NEW DELHI (Reuters) - Jet Airways (JET.NS), the country's No.2 carrier by domestic market share, said on Monday it did not expect a big fall in revenue due to a recent rating downgrade of India's aviation safety by the United States.
Jet, which sold a 24 percent stake to Abu Dhabi's Etihad last year, is replanning its U.S. strategy after the downgrade, a senior company executive told analysts on a conference call. The airline posted a $43 million net loss for the December-quarter on Friday, its fourth straight quarterly loss.
The U.S. Federal Aviation Administration downgraded India's safety rating to Category 2 on January 31, meaning Jet and state-run Air India, the only two Indian carriers flying to the United States, cannot increase flights.
United Airlines (UAL.N), which had a code-share pact with Jet, said it was suspending placing its code on Jet flights effective February 1, following the downgrade. Jet currently operates seven flights a week to the United States.
"However, there is no restriction on Jet Airways placing its code on any U.S. carrier's flight, including United.

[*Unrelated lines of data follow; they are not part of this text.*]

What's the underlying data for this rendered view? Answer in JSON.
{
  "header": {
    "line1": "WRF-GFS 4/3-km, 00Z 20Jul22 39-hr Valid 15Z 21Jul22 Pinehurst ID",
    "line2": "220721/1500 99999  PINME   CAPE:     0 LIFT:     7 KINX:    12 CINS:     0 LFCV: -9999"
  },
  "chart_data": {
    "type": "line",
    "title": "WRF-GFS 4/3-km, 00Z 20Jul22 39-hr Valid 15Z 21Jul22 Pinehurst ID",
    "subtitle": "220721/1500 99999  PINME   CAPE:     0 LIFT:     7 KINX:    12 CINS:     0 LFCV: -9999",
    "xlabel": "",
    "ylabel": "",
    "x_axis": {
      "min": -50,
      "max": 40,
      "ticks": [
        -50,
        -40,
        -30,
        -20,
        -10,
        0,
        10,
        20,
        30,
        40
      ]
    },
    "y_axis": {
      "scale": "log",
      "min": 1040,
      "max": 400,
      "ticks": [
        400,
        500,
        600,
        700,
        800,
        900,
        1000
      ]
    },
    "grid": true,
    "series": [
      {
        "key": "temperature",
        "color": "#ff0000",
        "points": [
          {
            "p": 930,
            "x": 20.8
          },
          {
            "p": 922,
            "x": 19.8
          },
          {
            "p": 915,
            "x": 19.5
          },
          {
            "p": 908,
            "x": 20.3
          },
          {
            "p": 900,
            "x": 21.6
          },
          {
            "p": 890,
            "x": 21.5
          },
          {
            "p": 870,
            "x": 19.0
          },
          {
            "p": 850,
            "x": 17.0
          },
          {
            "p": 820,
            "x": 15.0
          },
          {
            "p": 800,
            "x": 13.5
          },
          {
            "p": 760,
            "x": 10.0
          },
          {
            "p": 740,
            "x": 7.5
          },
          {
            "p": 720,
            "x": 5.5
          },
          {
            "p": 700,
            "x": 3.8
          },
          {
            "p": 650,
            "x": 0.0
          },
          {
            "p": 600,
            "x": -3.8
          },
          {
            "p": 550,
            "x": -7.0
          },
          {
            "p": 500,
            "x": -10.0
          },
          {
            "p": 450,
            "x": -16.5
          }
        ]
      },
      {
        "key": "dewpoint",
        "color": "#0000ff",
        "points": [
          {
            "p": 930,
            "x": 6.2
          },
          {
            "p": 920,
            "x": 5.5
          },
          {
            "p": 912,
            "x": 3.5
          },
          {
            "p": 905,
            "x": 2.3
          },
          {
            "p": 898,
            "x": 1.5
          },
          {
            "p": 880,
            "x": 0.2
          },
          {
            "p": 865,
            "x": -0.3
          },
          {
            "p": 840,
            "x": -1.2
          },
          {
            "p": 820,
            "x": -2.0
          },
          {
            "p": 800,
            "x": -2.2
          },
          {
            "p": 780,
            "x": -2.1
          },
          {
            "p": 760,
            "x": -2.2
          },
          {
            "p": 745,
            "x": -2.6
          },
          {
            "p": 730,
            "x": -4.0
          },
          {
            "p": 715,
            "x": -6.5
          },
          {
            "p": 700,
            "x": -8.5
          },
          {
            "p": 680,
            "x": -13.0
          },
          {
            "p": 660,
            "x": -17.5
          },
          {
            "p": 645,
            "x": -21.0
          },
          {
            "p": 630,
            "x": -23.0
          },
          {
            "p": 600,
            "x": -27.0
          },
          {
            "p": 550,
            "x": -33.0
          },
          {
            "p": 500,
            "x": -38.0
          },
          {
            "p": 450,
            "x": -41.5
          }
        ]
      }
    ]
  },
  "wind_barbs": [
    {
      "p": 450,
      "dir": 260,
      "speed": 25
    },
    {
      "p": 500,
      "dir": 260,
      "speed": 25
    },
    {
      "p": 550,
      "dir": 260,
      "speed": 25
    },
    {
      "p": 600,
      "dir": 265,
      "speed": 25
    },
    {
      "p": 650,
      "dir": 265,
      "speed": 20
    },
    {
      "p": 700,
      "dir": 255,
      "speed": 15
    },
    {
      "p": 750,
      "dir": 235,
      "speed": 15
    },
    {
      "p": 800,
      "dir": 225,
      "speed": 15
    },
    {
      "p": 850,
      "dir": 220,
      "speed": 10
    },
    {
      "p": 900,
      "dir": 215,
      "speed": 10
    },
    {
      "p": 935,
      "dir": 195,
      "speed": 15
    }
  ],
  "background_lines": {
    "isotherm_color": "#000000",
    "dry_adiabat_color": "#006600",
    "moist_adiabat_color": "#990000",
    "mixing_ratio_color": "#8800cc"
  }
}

So, we do not expect a big reduction in revenue because of this downgrade," Raj Sivakumar, senior vice-president of alliances and planning at Jet, said on the conference call.
"We are in the midst of replanning our strategy of offering consumers viable options into the United States over the coming days and weeks," Sivakumar said, without elaborating. He was replying to a question on whether Jet would use Etihad's network to add more flights to the United States.